Y mientras Reden se ponía en línea para ubicar al señor Minkoff, junto a su respectivo —y reducido— grupo humano.
Simon, Haya y Saías se dirigían a Aslivot, siguiendo el camino de viejos rieles en desuso. Nuevos, pero en absoluto abandono. En el paisaje podían verse trenes a los costados de sus guías, tumbados de costado, partidos por algún impacto de fuerza mayor. Los depósitos de los mismos, hundidos en la destrucción. Saías veía todo reposando su cabeza en la ventanilla baja de la camioneta Manekker. El sol le obligaba a entrecerrar los ojos, pero no le dificultaba contemplar la tristeza del páramo. El camino enderezó su movimiento pocos kilómetros después, pues lo anterior no fue más que concreto agrietado, levantado por las constantes sacudidas de la guerra pasada.
Haya iba en el baúl, cargando balas en cada rifle disponible, robados de los intrusos que quisieron darlos de baja. Espió a Minkoff por el espacio entre la puerta y el respaldo del asiento que ocupaba.

Notó la sorpresa en sus ojos a medida que avanzaban. Supuso que le sorprendía cada cosa que veía por su carente acceso a la realidad latente.
Con frecuencia, las personas que lograban abandonar el Stratosphere, se mostraban igual. Era normal, pues en la máquina no existían las imperfecciones, ni tenían idea de qué podía haber al otro lado de los muros que los contenían. Ni siquiera aquellos que escapaban del materializado Allegate se salvaban de la sorpresa, el horror dejado por Lyar. La recuperación de estos individuos tendía a ser dolorosa, lenta, sufrida en cada instante. No cualquiera asimilaba que la mayoría de sus conocidos desaparecieron,  murieron o seguían en el sistema. Les podía llevar años si no contaban con alguien cercano, de confianza anterior.

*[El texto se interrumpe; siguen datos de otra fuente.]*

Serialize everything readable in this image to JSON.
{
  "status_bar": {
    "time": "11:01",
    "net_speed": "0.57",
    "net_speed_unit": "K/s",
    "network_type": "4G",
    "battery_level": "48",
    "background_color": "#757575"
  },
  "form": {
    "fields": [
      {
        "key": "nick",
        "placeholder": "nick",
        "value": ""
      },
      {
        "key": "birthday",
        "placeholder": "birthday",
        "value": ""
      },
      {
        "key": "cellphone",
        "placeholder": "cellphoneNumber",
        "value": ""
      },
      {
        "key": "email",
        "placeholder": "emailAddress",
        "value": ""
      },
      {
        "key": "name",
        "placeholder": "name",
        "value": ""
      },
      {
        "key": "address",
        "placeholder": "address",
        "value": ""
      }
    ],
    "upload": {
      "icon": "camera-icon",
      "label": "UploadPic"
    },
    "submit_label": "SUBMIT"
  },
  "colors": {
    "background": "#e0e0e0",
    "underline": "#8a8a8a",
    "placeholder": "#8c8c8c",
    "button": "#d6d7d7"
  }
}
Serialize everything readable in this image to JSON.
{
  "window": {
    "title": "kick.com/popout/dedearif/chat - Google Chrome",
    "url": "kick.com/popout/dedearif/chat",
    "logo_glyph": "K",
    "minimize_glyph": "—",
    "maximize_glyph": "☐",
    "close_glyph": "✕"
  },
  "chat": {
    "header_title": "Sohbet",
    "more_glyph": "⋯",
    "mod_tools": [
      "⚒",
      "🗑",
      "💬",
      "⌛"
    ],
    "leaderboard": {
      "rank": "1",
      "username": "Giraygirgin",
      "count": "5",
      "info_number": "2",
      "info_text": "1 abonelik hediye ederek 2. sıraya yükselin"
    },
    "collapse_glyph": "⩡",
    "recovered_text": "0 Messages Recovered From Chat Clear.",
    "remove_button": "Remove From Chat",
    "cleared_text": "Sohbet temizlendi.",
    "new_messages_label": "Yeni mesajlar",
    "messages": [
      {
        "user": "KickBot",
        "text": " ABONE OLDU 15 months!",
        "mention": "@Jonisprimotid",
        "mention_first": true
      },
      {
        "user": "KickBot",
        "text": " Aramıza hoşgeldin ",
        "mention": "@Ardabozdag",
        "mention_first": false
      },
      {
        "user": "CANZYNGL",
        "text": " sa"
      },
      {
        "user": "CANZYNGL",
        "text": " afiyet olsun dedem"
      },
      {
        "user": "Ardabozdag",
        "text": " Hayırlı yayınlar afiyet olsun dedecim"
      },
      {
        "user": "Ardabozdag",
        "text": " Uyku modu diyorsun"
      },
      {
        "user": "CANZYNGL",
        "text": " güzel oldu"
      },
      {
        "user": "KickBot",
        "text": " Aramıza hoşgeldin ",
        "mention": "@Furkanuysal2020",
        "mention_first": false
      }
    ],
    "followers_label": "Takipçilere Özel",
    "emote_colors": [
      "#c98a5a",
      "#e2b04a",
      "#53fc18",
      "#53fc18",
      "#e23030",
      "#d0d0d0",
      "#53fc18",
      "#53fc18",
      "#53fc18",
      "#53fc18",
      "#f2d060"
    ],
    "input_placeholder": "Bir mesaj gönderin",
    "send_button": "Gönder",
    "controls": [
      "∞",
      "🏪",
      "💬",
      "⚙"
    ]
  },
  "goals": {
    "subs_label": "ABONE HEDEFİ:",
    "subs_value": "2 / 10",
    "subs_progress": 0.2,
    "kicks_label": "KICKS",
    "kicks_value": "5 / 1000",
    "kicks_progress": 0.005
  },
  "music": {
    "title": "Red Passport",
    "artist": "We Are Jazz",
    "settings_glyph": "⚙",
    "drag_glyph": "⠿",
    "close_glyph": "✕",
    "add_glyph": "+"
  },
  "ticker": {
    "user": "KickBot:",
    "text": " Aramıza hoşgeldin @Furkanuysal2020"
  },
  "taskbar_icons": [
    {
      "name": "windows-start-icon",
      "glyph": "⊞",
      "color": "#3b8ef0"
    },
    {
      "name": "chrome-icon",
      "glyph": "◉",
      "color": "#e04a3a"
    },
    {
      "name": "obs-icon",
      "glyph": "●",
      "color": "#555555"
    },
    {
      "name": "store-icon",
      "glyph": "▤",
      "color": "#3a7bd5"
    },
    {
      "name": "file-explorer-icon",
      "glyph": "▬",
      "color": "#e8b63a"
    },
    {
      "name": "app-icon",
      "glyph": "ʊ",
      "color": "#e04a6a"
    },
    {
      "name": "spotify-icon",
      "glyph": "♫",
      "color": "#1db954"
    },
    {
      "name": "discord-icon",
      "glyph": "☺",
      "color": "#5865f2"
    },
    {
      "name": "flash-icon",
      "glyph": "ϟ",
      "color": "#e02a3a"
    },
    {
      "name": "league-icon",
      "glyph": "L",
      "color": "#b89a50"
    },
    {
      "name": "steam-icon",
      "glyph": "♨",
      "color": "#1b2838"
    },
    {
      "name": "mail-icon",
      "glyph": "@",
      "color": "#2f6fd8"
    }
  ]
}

Saías sintió su mirada y dirigió la suya a la mujer. Haya se sonrojó y volvió a su tarea.

—¿Todo bien ahí atrás? —preguntó Simon viéndolos por el retrovisor.

—Sí —respondió ella.

—¿Qué era esto? —curioseó el otro—. ¿Una estación de trenes?

—Exactamente —afirmó—. Era una red muy larga cuando eras pequeño. Llegaba de una punta de Ucrania a la otra. Larga distancia. Lo tomamos al mudarnos a Aslivot. Te quedaste igual de callado y viendo por la ventanilla. Nos mostrabas los caballos que corrían por los campos, los rebaños... Te encantaba viajar en tren.

—¿A qué niño no le gusta, Simon? —agregó Haya con un dejo de burla.

—A mí —respondió—. Lo odiaba. Terminaba descompuesto, con náuseas durante el viaje. Hasta diarrea me daba.

—¡Oye no era necesario tanta descripción al respecto! —protestó mientras Saías estallaba en risas.

—Tú te lo buscaste. ¿Te conté de aquella vez que...?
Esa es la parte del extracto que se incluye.